The shaggy peeling bark and glorious yellow, orange, and red fall foliage make up for the inconspicuous nature of this ornamental tree's namesake flowers. Three-flowered maple tolerates a wide range of soil conditions and is a fine specimen tree for gardens, with a habit that can be upright or spreading.
- Deciduous (seasonally loses leaves)
- Zone 4
- Zone 5
- Zone 6
- Zone 7
- Full sun (6 hrs direct light daily)
- Partial sun (4-6 hrs light daily)
- Acid soil
- Moist, well-drained soil
- Small tree (15-25 feet)
- Early fall
- Mid fall
Size and Form
20 to 25 feet high and wide; upright or spreading shape
Tree & Plant Care
Avoid pruning in early spring as maples are 'bleeders' and will lose large amounts of sap.
Disease, pests and problems
Verticillium wilt (fungus) is a potential problem for maples.
Disease, pest and problem resistance
This tree is tolerant in a wide range of soils.

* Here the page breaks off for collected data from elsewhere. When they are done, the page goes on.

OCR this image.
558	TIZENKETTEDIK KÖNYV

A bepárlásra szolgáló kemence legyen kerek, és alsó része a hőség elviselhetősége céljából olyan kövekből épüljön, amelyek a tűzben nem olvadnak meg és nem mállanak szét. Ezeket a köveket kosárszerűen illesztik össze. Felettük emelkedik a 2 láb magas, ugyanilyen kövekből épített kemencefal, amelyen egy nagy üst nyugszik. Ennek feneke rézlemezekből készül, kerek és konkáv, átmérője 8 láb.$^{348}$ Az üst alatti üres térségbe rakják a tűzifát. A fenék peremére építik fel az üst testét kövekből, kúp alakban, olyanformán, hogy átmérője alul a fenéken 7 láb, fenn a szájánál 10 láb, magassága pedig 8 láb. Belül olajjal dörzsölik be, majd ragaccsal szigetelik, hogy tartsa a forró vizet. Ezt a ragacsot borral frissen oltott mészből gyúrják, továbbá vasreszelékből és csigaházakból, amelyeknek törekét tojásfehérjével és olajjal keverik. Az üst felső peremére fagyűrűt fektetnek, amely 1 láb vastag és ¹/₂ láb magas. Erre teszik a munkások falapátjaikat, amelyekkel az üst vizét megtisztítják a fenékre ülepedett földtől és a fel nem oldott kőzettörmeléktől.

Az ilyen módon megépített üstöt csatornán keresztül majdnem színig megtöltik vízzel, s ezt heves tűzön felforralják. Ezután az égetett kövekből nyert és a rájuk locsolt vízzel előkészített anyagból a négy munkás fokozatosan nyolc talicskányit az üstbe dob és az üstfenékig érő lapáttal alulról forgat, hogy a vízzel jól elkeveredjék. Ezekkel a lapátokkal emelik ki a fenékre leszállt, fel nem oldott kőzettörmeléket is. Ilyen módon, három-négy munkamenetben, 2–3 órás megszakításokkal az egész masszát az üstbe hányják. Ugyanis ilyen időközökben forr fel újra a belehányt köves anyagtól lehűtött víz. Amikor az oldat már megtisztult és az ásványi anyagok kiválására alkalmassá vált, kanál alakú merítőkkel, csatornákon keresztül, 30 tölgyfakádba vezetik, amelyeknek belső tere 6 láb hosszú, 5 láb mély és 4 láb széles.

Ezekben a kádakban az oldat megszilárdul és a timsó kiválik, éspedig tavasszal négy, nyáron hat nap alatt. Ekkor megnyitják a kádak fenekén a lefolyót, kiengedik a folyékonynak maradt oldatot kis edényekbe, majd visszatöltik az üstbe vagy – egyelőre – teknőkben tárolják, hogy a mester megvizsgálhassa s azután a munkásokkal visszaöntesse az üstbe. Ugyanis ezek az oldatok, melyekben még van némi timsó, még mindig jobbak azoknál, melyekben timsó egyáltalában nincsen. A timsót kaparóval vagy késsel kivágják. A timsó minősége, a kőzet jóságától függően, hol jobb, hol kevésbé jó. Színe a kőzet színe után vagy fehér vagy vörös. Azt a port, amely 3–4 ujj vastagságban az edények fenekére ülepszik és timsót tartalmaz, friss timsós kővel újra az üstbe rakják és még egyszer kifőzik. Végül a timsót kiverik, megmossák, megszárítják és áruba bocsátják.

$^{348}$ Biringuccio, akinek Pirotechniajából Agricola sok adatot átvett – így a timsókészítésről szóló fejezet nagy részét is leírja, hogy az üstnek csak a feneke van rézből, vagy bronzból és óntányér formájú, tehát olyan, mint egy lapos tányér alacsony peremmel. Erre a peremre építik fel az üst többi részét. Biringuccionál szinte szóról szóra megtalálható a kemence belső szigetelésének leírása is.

Native geographic location and habitat
Native to Northeastern Asia
Bark color and texture
The light brown bark exfoliates in vertical strips to show golden-brown inner bark. This provides an interesting winter feature.
Leaf or needle arrangement, size, shape, and texture
Simple leaves arranged in pairs (opposite), each leaf with three leaflets; margins irregularly toothed
Foliage is dark green in summer, turning brilliant orange and red in fall.
Flower arrangement, shape, and size
Greenish-yellow flowers appear in April in clusters of three, hence the species and common names.
Fruit, cone, nut, and seed descriptions
Fruit are winged seeds in pairs (samaras); 1 inch long and fuzzy.